What to expect in the coming months
The Florida vs. OpenAI case will be closely watched. Its outcome will determine whether U.S. courts follow the path of precedent — similar to tobacco companies or social media. If Florida succeeds, we can expect a wave of similar lawsuits from other states — not just against OpenAI, but also against Google, Anthropic, Microsoft, and others. For regular ChatGPT users, this likely means stricter safety filters in the near future and possibly some feature restrictions for unverified users. For companies, it means one thing: the era of self-regulation in AI is over. Those who don't prepare will pay.Does the EU AI Act also apply to OpenAI's ChatGPT?
Yes. ChatGPT falls under the category of General Purpose AI systems, which are subject to specific rules of the EU AI Act — including mandatory transparency regarding training data, energy consumption, and copyright compliance systems. OpenAI must comply with these rules to operate in the EU.
Could a similar lawsuit arise in Europe or the Czech Republic?
Theoretically yes, but the mechanism is different. While the U.S. addresses liability primarily through the courts (class actions, state lawsuits), the EU prefers preventive regulation through the AI Act. However, European consumers can seek damages under existing consumer protection regulations and GDPR. The first European lawsuits against AI companies are likely only a matter of time.
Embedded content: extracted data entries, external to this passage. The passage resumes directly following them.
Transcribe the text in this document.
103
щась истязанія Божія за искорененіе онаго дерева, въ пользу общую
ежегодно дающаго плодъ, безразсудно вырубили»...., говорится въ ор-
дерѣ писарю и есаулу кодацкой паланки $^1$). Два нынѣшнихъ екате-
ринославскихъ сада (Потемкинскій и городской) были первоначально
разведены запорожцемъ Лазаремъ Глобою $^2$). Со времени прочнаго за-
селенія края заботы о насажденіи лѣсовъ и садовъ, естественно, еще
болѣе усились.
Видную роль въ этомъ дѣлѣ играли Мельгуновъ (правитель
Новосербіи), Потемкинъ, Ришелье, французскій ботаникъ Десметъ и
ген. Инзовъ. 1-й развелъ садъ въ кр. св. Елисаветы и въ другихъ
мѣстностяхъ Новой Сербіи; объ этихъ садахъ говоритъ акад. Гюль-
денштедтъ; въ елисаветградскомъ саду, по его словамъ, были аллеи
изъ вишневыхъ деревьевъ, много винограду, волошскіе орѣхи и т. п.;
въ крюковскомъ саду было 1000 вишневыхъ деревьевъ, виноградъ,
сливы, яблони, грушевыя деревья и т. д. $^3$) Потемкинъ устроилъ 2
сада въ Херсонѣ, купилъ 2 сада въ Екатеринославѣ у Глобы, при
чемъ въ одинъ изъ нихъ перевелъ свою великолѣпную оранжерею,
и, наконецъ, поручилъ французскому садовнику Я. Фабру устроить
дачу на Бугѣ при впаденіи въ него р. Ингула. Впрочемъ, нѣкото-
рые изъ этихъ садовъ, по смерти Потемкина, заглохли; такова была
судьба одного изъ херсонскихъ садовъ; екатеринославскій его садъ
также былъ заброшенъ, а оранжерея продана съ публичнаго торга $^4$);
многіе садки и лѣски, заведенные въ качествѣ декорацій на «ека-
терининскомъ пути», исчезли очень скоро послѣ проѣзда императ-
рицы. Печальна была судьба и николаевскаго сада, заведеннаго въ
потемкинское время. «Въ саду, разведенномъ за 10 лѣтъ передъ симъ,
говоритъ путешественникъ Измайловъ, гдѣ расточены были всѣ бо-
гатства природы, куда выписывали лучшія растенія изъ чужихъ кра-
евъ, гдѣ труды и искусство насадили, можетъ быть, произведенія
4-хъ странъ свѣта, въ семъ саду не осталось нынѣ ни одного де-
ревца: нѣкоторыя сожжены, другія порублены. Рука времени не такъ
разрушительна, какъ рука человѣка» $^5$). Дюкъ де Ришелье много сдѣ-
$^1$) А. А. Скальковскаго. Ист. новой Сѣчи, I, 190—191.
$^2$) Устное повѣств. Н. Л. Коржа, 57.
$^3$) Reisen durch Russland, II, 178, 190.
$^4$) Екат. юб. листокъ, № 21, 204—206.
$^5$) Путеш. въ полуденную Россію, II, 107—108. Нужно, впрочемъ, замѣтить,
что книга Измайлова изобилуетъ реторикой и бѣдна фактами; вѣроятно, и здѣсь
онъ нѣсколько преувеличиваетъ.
What should I do as a ChatGPT user to protect my children?
Use parental controls at the device level, set age restrictions in Google/Apple accounts that limit app access. Talk to your children about the fact that an AI chatbot is not an authority and can generate harmful content. In Europe, you can also exercise your right to data access under GDPR and find out what information about your children the model processes.